I wander here, I wander there, and the last three years especially have been a season of deconstruction and then new growth, spiritually speaking.
But the more I think about what my friend said, the more it seems true. For all my meandering and blundering around, Love is the north star of my life.
That has been true for years. And the more I walk on, the more true it becomes.
The transformative truth of Love works itself out in so many practical ways, when I let it.
Love is my identity, so I can let go of what other people think of me.
Love is Enough for everyone, so I don't have to worry about being everybody's supply. I can have healthy boundaries.
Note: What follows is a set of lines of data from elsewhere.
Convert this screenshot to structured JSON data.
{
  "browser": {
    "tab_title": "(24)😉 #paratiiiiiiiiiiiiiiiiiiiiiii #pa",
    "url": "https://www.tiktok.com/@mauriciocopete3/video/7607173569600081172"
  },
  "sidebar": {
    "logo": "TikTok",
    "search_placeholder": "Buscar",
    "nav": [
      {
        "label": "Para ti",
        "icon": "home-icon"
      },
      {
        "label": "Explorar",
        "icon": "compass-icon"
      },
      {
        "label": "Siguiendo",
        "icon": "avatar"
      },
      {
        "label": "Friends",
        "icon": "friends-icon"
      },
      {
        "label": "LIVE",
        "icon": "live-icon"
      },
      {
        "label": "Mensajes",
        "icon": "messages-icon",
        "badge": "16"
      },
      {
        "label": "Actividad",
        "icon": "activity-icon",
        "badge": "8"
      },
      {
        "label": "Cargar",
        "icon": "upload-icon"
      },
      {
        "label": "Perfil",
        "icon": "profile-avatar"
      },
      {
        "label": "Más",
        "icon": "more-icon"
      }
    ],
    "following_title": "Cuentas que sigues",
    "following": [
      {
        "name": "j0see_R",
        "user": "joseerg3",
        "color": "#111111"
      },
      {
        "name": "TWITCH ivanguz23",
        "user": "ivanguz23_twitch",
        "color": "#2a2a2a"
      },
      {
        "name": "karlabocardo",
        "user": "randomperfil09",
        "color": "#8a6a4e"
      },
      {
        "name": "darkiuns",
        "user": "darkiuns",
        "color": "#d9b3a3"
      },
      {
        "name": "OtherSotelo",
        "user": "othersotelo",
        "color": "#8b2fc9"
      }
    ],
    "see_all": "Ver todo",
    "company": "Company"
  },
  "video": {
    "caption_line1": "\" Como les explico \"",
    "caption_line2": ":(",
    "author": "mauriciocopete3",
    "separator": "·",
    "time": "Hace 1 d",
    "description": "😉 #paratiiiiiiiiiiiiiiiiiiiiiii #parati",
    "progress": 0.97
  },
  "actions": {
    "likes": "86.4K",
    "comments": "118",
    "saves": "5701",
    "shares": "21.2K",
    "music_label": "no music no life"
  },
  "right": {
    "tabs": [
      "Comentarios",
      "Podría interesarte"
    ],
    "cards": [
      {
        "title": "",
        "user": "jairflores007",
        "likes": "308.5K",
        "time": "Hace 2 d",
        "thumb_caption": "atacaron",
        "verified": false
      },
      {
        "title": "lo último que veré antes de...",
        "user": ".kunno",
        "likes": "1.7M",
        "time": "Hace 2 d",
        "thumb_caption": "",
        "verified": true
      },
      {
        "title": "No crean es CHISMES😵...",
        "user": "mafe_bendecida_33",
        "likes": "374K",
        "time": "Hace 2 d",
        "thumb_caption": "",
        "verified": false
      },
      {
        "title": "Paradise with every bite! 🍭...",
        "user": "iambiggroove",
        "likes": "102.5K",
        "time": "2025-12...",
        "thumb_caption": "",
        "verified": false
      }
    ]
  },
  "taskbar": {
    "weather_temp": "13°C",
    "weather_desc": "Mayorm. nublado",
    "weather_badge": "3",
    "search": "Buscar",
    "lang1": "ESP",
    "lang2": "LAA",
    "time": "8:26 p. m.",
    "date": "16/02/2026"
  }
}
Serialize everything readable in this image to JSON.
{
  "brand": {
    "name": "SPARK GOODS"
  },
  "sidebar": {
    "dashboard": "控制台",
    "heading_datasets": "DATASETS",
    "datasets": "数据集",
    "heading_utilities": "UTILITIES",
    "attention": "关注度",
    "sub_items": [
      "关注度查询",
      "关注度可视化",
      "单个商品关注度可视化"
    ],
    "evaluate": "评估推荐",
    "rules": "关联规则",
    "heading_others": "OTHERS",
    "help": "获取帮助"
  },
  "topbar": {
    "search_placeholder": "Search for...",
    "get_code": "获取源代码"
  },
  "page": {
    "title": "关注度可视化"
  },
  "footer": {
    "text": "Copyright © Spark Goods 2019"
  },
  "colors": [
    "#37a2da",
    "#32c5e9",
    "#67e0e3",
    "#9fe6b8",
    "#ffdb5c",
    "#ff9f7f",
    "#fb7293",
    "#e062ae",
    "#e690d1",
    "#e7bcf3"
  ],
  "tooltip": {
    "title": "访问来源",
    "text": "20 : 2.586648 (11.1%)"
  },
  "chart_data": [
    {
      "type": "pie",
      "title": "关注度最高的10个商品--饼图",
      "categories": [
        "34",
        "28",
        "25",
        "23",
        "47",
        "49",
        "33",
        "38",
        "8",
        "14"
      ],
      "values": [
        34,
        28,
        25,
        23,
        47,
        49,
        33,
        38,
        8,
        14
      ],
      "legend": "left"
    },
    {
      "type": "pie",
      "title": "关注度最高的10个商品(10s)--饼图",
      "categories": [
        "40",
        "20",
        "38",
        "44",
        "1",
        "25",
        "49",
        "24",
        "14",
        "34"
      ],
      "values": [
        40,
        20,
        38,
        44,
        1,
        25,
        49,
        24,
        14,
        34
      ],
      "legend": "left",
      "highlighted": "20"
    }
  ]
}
I can let other people do their work with Love, just like I do mine.
Love holds me safe, so no matter what happens, I can let go of control and Rest.
Nothing separates me from Love, so I don't have to worry about perfection, performance, people-pleasing.
Love is the anchor for my soul, the hope I have, the truth that lets me change and grow.
When my mind is full of anxiety and what-if's, Love is the still, quiet center, and every episode of monkey-mind becomes an opportunity to return to Love.
When evil, injustice and oppression rise up, Love is the way of resistance and rescue.
When my clients are upset and afraid, depressed and discouraged, Love speaks truth and life, comfort and care.
When Pharisees want to pile on burdens and blame, Love offers rest for my soul.
Whatever the question, Love always turns out to be the answer.
Recently at church, we've been singing "Speak, O Lord" each week as a prayer before the sermon.
Week after week, singing "Speak, O Lord, til your church is built, and the earth is filled with your glory" I started to wonder: what if the prayer of this song is being answered in my life?
What if Love is speaking and moving and building the church and filling the earth with glory, way outside of the rules I grew up in?
What if I'm getting to be part of that work of Love?
What if the goal is this: to be so full of Love that there is no space for anything else.
And then, maybe each of us being so full of Love fills the earth with God's glory.